There were special phrases descriptive of being unwell. “I feel like I’ve been rode hard and put up wet” harks back to the day of the horse, I guess. Or “She looks like death nibbling on a cracker.” I just love that one. Wonderful imagery and it makes no sense whatsoever. People were genuinely concerned when the illness was real, but had no patience with “malingerers”. I am sure folks still malinger, but you don’t hear that phrase much anymore.

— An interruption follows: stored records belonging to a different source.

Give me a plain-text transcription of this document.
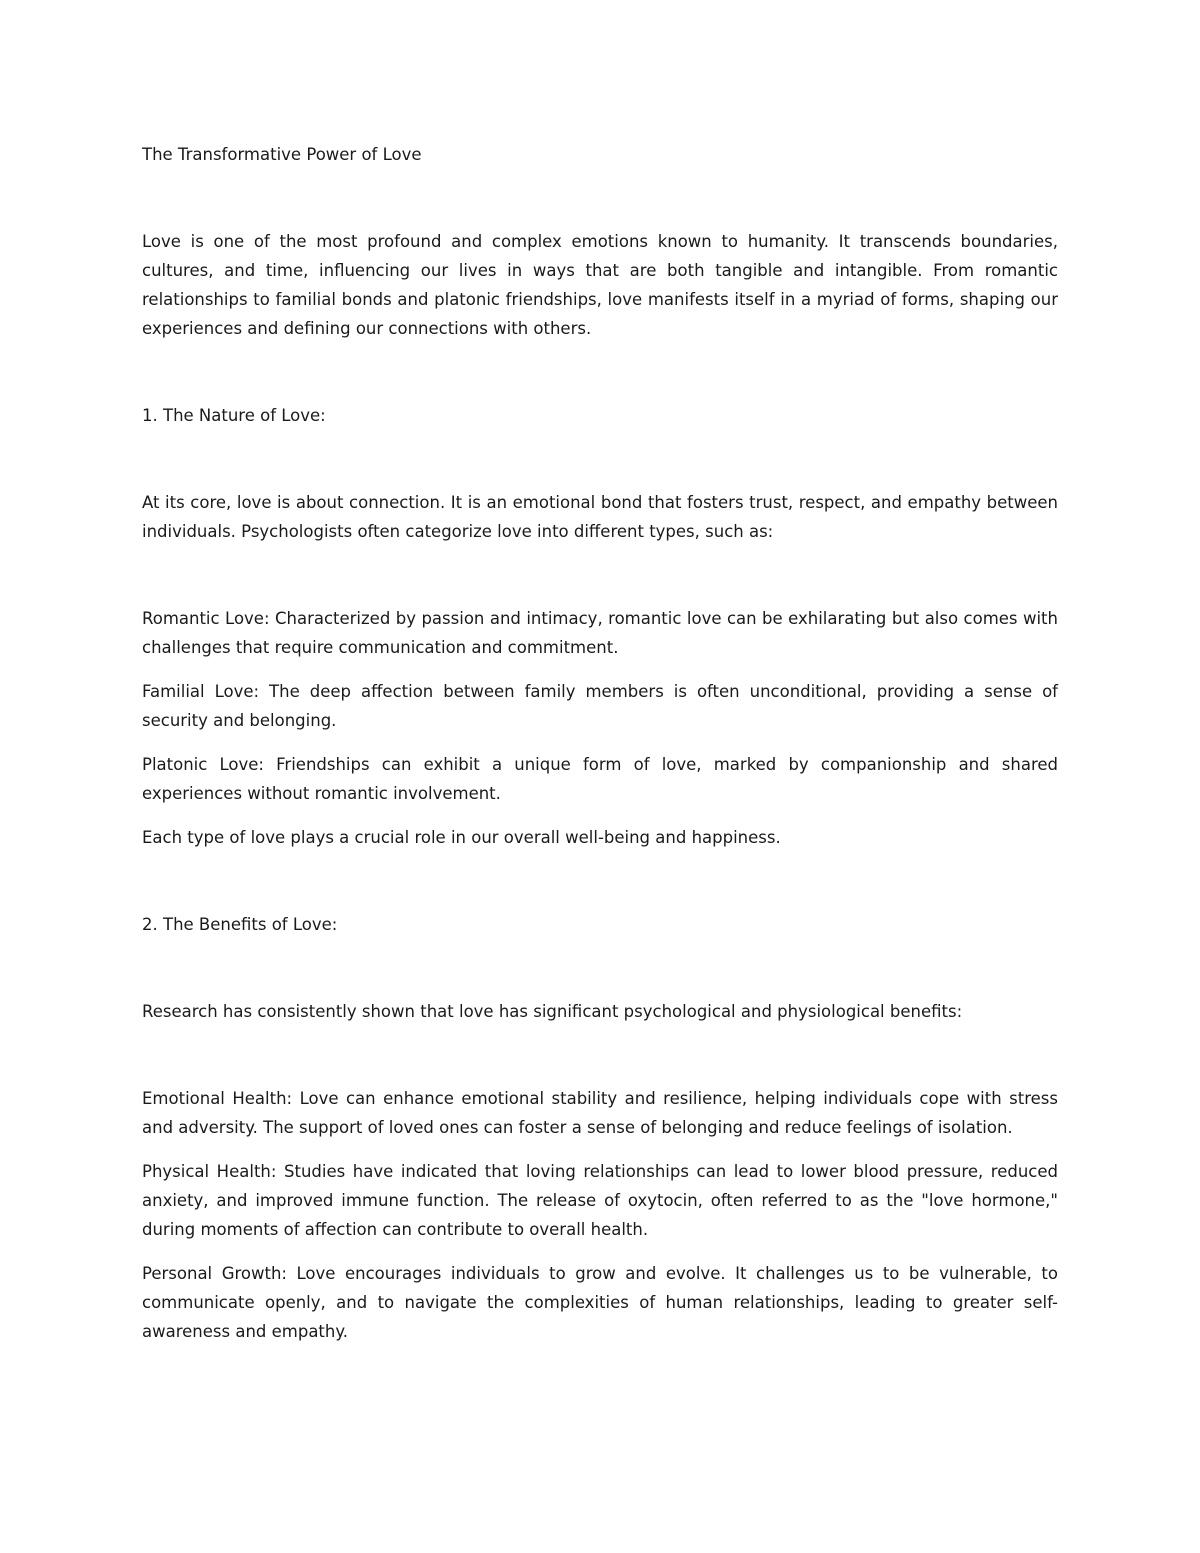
The Transformative Power of Love

Love is one of the most profound and complex emotions known to humanity. It transcends boundaries, cultures, and time, influencing our lives in ways that are both tangible and intangible. From romantic relationships to familial bonds and platonic friendships, love manifests itself in a myriad of forms, shaping our experiences and defining our connections with others.

1. The Nature of Love:

At its core, love is about connection. It is an emotional bond that fosters trust, respect, and empathy between individuals. Psychologists often categorize love into different types, such as:

Romantic Love: Characterized by passion and intimacy, romantic love can be exhilarating but also comes with challenges that require communication and commitment.

Familial Love: The deep affection between family members is often unconditional, providing a sense of security and belonging.

Platonic Love: Friendships can exhibit a unique form of love, marked by companionship and shared experiences without romantic involvement.

Each type of love plays a crucial role in our overall well-being and happiness.

2. The Benefits of Love:

Research has consistently shown that love has significant psychological and physiological benefits:

Emotional Health: Love can enhance emotional stability and resilience, helping individuals cope with stress and adversity. The support of loved ones can foster a sense of belonging and reduce feelings of isolation.

Physical Health: Studies have indicated that loving relationships can lead to lower blood pressure, reduced anxiety, and improved immune function. The release of oxytocin, often referred to as the "love hormone," during moments of affection can contribute to overall health.

Personal Growth: Love encourages individuals to grow and evolve. It challenges us to be vulnerable, to communicate openly, and to navigate the complexities of human relationships, leading to greater self-awareness and empathy.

On a tangent: I am a whistler. I am a damn fine whistler, but it drives people crazy, except Mama, who loves my whistling, and wants a recording of it to listen to when I go to California. I became a whistler in imitation of my Grandma Brooks, who was a virtuoso whistler out of defiance. HER grandma had told her that whistling was a bad habit, and meant the devil was after her soul. Her mama told her the “whistling women and cackling hens always come to very bad ends.” Well, Grandma did not come to a bad end at all and lived a rich, full, and productive life of service, so her defiance seems justified. I whistle just to be near her again, and it has become such a habit I don’t even know I am doing it most of the time. I think every life deserves its own soundtrack, and I am whistling mine. I think of it as “making a joyful noise”.

There used to be phrases in school that they don’t use anymore, and it’s a shame, because they were so very useful. My favorite is “I before E, except after C, or when sounding like “A”, as in neighbor or weigh.” That one is wonderful! Or in housekeeping” “The way to set the table right is forks to the left, all else to the right,” Lousy poem, but good way to remember. Do people even teach their children to set the table properly anymore? Or even make them do it? Do kids have to do chores nowadays?

I know I did. When I was a child of about 8, my mother and grandmother started me off with simple tasks- drying the dishes, dusting the furniture, ironing the hankies. Yes, Virginia, we really did carry handkerchiefs and we really did iron them. I had chores because “idle hands are the devil’s play ground.” Over time, I graduated to doing the dishes and running the vacuum and ironing pillowcases and sheets… stop rolling your eyes, there was life before perma-press. I was taught simple sewing and mending because “A stitch in time saves nine” and mending saves money. To this day, I mend things, so I guess I really am a cultural dinosaur.

I learned to “separate the wheat from the chaff” and to “skim the cream from the milk”. I was expected to “put my best foot forward” and “walk the straight and narrow.” I was told that “the truest steel is tempered by the fire” and that God never “gives us burdens unless we have the strength to bear them.” I never “hid my light under a bushel” and always tried, as my grandmother admonished me, to “lighten the corner where you are.”
I don’t know how well I have succeeded, but if “a workman is worthy of his hire”, I think I have earned my keep. I’m rather proud of myself. I must look like the cat that ate the canary.